Applied Mathematics and Computation Seminar

Date/Time:

Friday, April 19, 2013 - 05:00

Location:

GLK 104

Event Link:

Guest Speaker:

Justin Finn

Institution:

OSU Mechanical Engineering

Abstract:

Despite immediate relevance to both natural and engineered systems such as

groundwater networks and chemical reactors, flows through packed beds of spheres

are not generally well understood. This is particularly true at moderate to high

Reynolds numbers where fluid inertia results in complex, three dimensional flow

features including jets and vortices. Such porescale features can have implications

for macroscale properties of engineering interest including pressure drop, dispersion,

and reaction rates.

In this work, direct numerical simulation (DNS) was used to investigate the porescale

structure of flow through synthetic sphere packings at moderate Reynolds numbers,

between 10 an 600. To first choose and validate appropriate computational models

for this problem, the relative performance of two numerical approaches involving body

conforming and non-conforming grids was examined in detail.
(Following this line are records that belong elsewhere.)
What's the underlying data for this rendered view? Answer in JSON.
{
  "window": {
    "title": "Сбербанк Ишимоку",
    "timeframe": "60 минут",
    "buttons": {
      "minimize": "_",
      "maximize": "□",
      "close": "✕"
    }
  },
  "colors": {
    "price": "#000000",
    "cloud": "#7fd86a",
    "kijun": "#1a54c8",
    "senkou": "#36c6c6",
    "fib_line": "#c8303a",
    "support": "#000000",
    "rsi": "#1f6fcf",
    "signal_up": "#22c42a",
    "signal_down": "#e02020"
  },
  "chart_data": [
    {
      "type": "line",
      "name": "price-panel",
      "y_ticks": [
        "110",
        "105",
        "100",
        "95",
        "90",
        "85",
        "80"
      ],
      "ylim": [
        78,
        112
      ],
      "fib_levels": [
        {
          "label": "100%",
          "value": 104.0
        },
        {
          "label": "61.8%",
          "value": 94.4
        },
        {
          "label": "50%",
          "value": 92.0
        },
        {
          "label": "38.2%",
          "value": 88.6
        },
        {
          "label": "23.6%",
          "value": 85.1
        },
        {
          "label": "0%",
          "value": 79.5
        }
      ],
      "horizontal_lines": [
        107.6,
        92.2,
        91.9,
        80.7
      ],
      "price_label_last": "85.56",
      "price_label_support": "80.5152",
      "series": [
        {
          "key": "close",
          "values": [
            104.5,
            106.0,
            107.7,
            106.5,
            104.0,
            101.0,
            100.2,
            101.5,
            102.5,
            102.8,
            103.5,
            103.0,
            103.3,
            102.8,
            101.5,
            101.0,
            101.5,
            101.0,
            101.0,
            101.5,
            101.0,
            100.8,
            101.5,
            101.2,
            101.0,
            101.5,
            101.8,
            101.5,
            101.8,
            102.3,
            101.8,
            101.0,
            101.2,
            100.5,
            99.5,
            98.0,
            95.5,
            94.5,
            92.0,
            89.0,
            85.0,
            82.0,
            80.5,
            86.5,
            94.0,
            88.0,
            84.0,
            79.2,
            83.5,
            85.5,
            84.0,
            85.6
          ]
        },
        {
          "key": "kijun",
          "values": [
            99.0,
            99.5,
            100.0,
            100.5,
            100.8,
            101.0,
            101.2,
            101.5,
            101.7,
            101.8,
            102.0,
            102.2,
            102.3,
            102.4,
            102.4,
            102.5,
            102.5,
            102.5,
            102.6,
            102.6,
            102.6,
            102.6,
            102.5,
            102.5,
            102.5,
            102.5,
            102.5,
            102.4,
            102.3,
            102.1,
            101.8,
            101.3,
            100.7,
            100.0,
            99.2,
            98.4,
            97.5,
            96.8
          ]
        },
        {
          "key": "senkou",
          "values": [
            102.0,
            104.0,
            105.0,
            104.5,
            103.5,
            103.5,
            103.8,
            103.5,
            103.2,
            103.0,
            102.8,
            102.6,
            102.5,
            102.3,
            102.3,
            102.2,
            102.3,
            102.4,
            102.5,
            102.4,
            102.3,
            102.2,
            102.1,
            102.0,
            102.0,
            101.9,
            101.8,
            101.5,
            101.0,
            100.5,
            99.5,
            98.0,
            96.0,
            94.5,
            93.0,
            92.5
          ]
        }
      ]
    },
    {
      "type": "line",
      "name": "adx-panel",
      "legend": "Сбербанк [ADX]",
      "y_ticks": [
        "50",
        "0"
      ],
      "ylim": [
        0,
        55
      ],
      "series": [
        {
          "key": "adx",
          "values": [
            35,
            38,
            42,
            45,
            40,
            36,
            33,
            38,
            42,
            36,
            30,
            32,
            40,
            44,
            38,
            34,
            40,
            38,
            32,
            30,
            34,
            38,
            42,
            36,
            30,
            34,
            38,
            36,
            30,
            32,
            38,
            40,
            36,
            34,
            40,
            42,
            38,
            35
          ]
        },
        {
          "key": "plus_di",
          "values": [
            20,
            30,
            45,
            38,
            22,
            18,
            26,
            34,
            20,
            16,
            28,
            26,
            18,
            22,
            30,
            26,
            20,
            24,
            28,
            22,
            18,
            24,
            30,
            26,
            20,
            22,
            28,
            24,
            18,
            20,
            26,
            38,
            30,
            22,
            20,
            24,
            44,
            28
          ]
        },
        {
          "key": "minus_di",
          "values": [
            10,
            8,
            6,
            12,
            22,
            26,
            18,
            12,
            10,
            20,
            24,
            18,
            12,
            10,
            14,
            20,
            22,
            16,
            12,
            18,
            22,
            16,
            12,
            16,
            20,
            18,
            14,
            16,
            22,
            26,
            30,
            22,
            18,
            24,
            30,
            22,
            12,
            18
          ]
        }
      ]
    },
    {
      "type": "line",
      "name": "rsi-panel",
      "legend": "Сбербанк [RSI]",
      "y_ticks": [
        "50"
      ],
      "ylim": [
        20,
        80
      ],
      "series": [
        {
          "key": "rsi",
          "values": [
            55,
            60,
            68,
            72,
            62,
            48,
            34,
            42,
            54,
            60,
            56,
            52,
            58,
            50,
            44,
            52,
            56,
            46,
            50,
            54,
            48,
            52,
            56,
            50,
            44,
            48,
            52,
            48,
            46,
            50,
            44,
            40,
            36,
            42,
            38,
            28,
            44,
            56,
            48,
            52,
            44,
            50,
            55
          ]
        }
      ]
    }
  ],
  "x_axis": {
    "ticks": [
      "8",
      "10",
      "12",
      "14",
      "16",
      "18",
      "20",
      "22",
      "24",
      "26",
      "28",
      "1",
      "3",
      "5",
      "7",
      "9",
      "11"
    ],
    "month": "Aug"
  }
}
Next, data from

simulations in the steady and unsteady inertial flow regimes was used to analyze the

characteristics of porescale vortical structures. Even at similar Reynolds numbers,

the structure and behavior of vortices observed in arranged and random packings

are remarkably different. Finally, a numerical tool was developed to study packed

bed flows using the recently developed theory of Lagrangian Coherent Structures

(LCS). LCS are invariant barriers to transport and define dynamically distinct regions

of time dependent flows. The computations were embedded directly in the DNS

solver, allowing LCS theory to be applied to complex three dimensional problems,

including packed beds, for the first time.